I think it's America is fascist and it's blurred a bit.
Well, it's with a C.
They have an American catastrophe.
Fascism comes to America.
So lots of stuff.
And they say that they must have been tracking these guys because it sounds like what happened was they went out into the Mojave Desert to make their explosives, they're saying.
And then the FBI swooped in on them right now.
A very sophisticated left-wing group is behind this.
And they are saying that the executive order that President Trump signed after Charlie's assassination to label some of these far-left groups as domestic terrorists and to uncover their funding mechanisms has directly contributed to the FBI being able to foil this plot.
So that's a huge piece of this story is that, you know, you start looking, you know, we just were talking about what happened if Charlie's life had never existed.
Well, I know it comes in death, which is terrible and tragic, but the reason this got elevated so much, and I'll reiterate, I think I've told this story on the show before, is that the last text message he sent to Stephen Miller was, we have to root out these funding networks for the far-left extremists.
And we have more stuff.
So they say a radical offshoot of the Turtle Island Liberation Front.
Let's put up that sequence of images from that group's Instagram page because these groups just have Instagrams.
Peaceful protests will never be enough.
There are no morals for us to appeal to.
No sense of justice or what's right.
We cannot vote ourselves out of a mass colonizer occupation.
Well, if you can't vote yourself out, how do you get out?
And let's go to the third one.
We are against fascist colonizers.
Yeah, they plan to bomb five-plus locations in L.A., Orange County on New Year's Eve, explicitly called it a terrorist act, follow-up attacks targeting ICE agents, vehicles with pipe bombs to take some of the mountains, scare the rest.

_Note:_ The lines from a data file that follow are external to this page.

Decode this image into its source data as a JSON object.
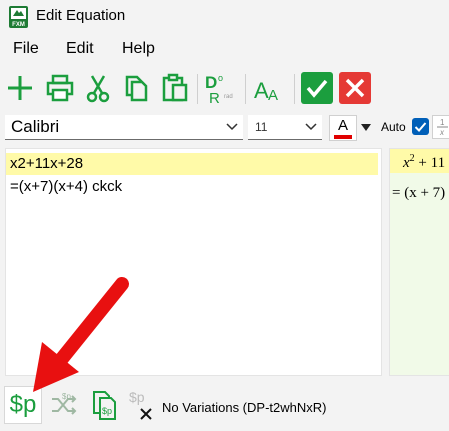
{
  "window": {
    "title": "Edit Equation",
    "app_icon_text": "FXM"
  },
  "menu": {
    "items": [
      "File",
      "Edit",
      "Help"
    ]
  },
  "format": {
    "font": "Calibri",
    "size": "11",
    "color_button_letter": "A",
    "auto_label": "Auto",
    "auto_checked": true,
    "font_color": "#e00000",
    "fraction_glyph": "1/x"
  },
  "toolbar": {
    "d_button_sup": "o",
    "d_button_sub": "rad"
  },
  "editor": {
    "lines": [
      "x2+11x+28",
      "=(x+7)(x+4) ckck"
    ]
  },
  "preview": {
    "line1_base": "x",
    "line1_sup": "2",
    "line1_rest": " + 11",
    "line2": "= (x + 7)"
  },
  "bottom": {
    "dollar_label": "$p",
    "status": "No Variations (DP-t2whNxR)"
  },
  "colors": {
    "accent_green": "#1b9e3e",
    "cancel_red": "#e53935",
    "highlight_yellow": "#fffaa8",
    "arrow_red": "#e81010"
  }
}
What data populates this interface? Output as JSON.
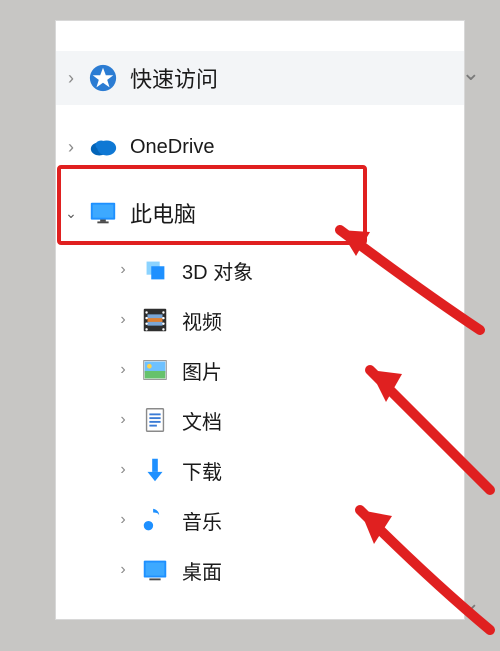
{
  "sidebar": {
    "quick_access": {
      "label": "快速访问",
      "expanded": false
    },
    "onedrive": {
      "label": "OneDrive",
      "expanded": false
    },
    "this_pc": {
      "label": "此电脑",
      "expanded": true,
      "children": [
        {
          "key": "3d_objects",
          "label": "3D 对象"
        },
        {
          "key": "videos",
          "label": "视频"
        },
        {
          "key": "pictures",
          "label": "图片"
        },
        {
          "key": "documents",
          "label": "文档"
        },
        {
          "key": "downloads",
          "label": "下载"
        },
        {
          "key": "music",
          "label": "音乐"
        },
        {
          "key": "desktop",
          "label": "桌面"
        }
      ]
    }
  },
  "annotation": {
    "highlight": "this_pc",
    "arrow_color": "#e02020"
  }
}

You know, as you saw the Death to America signage, et cetera.
So the media will probably bury this because it's not the narrative.
Remember, political violence only comes from the right, according to them, even though all evidence that we have in recent memory is all left-wing political violence.
But they will probably bury this.
It's a nothing burger.
Good work to the men and women at the FBI.
And to the extent that President Trump's executive order contributed to foiling this, God bless all the men and women there.